Es gibt sicher bessere Beschäftigungen aber es zeigt mir immer und immer wieder, dass ich hier noch sehr viel zu lernen habe, sofern ich das System irgendwann ähnlich sicher beherrschen will wie Windows Jahrzehnte lang.
Ja, ich bin da recht streng mit mir.. aber immerhin ist die Lernkurve gerade extrem steil.
Die Abkürzung DAU steht für „dümmster anzunehmender User“ und bezeichnet in der IT scherzhaft eine Person, die ein System völlig unbedarft und fehleranfällig benutzt.
## Fazit
Wenn ich nun am Rechner sitze, dass ist es das Gerät mit Linux während der Windows Rechner auf Sommer wartet zur Finalisierung der Steuererklärung. Bisher konnte ich mit Linux all das machen, was ich machen wollte oder musste. Und sofern mein innerer DAU nicht gerade wieder Unfug getrieben hat, bin ich bisher auch auf keine Probleme gestoßen.
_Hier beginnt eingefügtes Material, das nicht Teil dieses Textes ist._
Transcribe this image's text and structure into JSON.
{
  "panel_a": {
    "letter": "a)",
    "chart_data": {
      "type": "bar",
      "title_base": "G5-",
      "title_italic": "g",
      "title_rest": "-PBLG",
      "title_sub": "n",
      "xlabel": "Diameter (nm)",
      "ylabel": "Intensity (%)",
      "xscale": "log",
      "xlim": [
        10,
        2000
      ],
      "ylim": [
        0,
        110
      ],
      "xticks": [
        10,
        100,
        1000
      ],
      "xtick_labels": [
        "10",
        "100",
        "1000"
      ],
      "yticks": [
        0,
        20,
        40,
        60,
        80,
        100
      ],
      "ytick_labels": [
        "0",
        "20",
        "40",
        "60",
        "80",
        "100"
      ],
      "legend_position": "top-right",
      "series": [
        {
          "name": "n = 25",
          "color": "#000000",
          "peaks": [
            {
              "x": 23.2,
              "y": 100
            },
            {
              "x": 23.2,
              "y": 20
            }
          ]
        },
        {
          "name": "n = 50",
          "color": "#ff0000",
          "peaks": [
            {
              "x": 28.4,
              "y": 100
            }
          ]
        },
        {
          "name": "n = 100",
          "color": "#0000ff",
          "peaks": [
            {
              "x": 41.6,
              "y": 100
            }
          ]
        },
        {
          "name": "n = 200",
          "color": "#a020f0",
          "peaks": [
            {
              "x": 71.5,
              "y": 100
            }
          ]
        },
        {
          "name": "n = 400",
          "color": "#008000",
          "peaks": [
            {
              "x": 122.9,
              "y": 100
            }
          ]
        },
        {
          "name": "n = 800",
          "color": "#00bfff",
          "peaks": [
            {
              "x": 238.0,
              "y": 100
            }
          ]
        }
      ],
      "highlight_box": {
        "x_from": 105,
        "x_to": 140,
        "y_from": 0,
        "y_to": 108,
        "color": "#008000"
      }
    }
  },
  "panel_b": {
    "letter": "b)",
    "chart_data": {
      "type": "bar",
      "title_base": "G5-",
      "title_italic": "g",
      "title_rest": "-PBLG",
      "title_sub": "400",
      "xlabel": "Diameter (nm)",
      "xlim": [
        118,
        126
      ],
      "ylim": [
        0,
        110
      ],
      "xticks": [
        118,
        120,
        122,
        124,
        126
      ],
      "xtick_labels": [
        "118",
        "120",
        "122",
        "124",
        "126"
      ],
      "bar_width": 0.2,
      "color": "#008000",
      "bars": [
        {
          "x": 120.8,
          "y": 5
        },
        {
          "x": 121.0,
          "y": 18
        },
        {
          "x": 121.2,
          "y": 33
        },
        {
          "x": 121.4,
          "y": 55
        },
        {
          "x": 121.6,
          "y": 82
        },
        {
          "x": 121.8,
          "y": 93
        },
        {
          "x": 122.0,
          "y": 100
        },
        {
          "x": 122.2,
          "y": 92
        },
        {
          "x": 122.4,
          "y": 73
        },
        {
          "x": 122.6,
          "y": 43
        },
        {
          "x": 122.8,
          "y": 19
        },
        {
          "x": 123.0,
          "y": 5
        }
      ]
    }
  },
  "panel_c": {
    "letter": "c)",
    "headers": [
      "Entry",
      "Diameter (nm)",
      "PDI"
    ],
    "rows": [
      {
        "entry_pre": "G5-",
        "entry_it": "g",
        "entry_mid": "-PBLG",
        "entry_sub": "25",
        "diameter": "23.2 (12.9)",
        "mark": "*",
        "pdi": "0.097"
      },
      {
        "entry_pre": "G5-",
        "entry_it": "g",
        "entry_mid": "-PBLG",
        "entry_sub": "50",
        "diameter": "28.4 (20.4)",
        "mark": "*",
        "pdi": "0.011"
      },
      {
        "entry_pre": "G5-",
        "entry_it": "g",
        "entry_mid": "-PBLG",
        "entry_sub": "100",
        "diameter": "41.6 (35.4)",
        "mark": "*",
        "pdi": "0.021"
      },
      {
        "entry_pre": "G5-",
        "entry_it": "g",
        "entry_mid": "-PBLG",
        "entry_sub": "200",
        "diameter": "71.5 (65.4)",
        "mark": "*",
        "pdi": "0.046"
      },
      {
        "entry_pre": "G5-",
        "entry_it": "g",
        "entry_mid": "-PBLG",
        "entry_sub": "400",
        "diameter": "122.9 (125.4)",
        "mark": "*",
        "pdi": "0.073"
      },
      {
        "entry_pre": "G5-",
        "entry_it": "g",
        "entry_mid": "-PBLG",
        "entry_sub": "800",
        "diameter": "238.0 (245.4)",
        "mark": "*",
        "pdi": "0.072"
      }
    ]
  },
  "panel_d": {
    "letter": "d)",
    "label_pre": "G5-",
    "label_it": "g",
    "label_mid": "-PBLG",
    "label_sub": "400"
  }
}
Es werden Sicherungen gemacht, Updates geholt und ansonsten ist es auffällig unauffällig und „unnervig“. Das Betriebssystem will nichts von mir sondern wartet darauf was ich von ihm will. Das ist sehr angenehm und irgendwie muss ich mich daran erst gewöhnen nach den nervigen letzten Monaten mit Windows 11. Es macht also genau das was ein Betriebssystem tun soll: Im Hintergrund bleiben.
Ich glaube jetzt ehrlich gesagt auch nicht das sich das noch groß ändern wird. Nach wie vor habe ich vieles zu lernen. Allerdings ist mein Geduldsfaden aus „historischen Gründen“ sensationell kurz, wenn ich dann doch mal wieder Probleme finde oder selbst verursache. Aber mein plötzlich aufflammender Jähzorn wird sich in Zaum halten müssen. Zurück zu Windows will ich einfach nicht mehr.